En ambos lado del puente se encuentran buses que salieron de Managua, de Rosita y Siuna con destino a Bilwi y Waspam, y viceversa, así como camiones cargados con diversos productos alimenticios, incluyendo perecederos, madera, cemento y hierro. “No hay pasada, esto es una huelga y hasta que nos resuelvan (la demanda) vamos a dejar pasar”, responden quienes impiden el transito vehicular en ese lugar a unos desesperados transportistas y pasajeros, que hastiados por el atraso que les causan reclaman su derecho a circular libremente por la red vial.

En el sitio intentó pasar de Rosita hacia el poblado de sahsa una brigada médica de la nación cubana, sin embargo, no pudieron hacerlo a pesar de la reiterada solicitud que les hicieran a los dirigentes del tranque, que no tuvieron compasión de  ningún tipo

Incluso, EL NUEVO DIARIO, pudo observar en cada extremo a dos ambulancias de Rosita y Prinzapolka, una que se dirigía a Bilwi y otra a Rosita, a las que se les negó el paso, pese a que los demandantes firmaron ante la policía un compromiso de no obstaculizar el paso al ejército, la policía, ambulancias y personal médico.

Demandan demarcación y titulación de propiedades
El grupo de colonos que tiene instalado el tranque en el mencionado puente, y que se localiza a 8 kilómetros sobre la carretera Rosita a Bilwi, demandan la demarcación y titulación de sus propiedades, similar al avanzado proceso de reconocimiento jurídico del Estado sobre los territorios comunales de los pueblos indígenas.

Estos bajaron de la zona de kukalaya arriba, y según Bonifacio Padilla, uno de los dirigentes de los demandantes, representan a 45 comarcas, habitadas por unas dos mil familias, que solicitan seguridad jurídica de las propiedades.

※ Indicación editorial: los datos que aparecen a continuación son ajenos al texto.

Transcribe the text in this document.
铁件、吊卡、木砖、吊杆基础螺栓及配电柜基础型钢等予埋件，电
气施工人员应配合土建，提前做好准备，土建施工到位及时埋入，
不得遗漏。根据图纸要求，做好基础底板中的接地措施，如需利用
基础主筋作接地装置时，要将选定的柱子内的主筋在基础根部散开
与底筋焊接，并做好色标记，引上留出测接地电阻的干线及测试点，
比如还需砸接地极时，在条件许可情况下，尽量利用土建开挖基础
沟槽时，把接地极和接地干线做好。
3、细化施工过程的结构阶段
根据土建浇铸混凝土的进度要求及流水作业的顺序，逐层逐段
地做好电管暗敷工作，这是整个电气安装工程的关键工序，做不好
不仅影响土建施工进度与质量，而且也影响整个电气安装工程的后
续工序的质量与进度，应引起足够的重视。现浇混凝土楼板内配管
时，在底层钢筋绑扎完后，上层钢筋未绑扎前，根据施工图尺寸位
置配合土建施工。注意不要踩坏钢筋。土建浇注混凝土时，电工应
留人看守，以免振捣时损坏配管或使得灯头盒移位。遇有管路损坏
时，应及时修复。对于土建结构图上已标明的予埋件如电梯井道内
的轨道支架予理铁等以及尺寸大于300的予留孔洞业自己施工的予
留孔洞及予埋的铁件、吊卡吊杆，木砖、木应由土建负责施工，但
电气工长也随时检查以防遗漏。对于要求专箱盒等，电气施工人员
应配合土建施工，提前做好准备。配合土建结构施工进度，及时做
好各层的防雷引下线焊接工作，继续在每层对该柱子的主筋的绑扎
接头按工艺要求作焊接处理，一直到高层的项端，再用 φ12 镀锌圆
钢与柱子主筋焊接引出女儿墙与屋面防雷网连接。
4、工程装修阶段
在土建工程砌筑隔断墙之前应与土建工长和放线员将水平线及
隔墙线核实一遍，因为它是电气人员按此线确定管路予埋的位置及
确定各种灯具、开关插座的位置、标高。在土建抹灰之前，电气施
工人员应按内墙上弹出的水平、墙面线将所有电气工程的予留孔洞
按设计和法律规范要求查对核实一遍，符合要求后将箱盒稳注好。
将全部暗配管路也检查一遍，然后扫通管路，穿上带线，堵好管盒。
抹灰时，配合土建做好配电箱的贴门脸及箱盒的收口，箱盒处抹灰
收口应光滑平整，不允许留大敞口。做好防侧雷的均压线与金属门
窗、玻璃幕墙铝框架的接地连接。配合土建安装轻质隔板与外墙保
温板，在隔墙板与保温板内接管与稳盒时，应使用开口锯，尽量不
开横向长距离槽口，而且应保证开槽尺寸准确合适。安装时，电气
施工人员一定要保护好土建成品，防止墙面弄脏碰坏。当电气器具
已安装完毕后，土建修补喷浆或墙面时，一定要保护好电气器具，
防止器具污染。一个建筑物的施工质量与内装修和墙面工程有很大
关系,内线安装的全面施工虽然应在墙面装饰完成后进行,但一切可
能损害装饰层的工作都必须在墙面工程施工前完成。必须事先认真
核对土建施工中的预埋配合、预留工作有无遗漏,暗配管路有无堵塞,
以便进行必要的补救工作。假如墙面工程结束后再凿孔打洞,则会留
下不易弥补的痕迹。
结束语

En las tierras donde se han asentado los demandantes por compra y venta, y por el simple hecho que no estaban ocupadas, existe un conflicto por la tenencia de la propiedad, las cuales, reclaman las comunidades indígenas como kakamuklaya (agua de iguana) y colectivos de ex – combatientes de yatama.

Sobre la tenencia de las tierras entre las comunidades indígenas y comarcas mestizas,  existe una abismal diferencia, que tiene que ver con historia, cultura, derecho y reivindicación. En principio las comunidades indígenas son los habitantes originarios de esa zona del caribe, viven en comunidades y por ellos sus territorios son comunales, que no se pueden vender, gravar ni enajenar. Sus propiedades las heredan de forma colectiva de generación en generación, constituyendo las tierras como lo más valioso y representativo de sus vidas.

En el caso de las propiedades mestizas, estas pertenecen a particulares, cuyos dueños las pueden vender, donar, hipotecar y heredar. Las que adquieren los mestizos no originarios del caribe por compra y venta y por distintas formas, representan un bien cuantitativo y un status social dependiendo del valor de las mismas.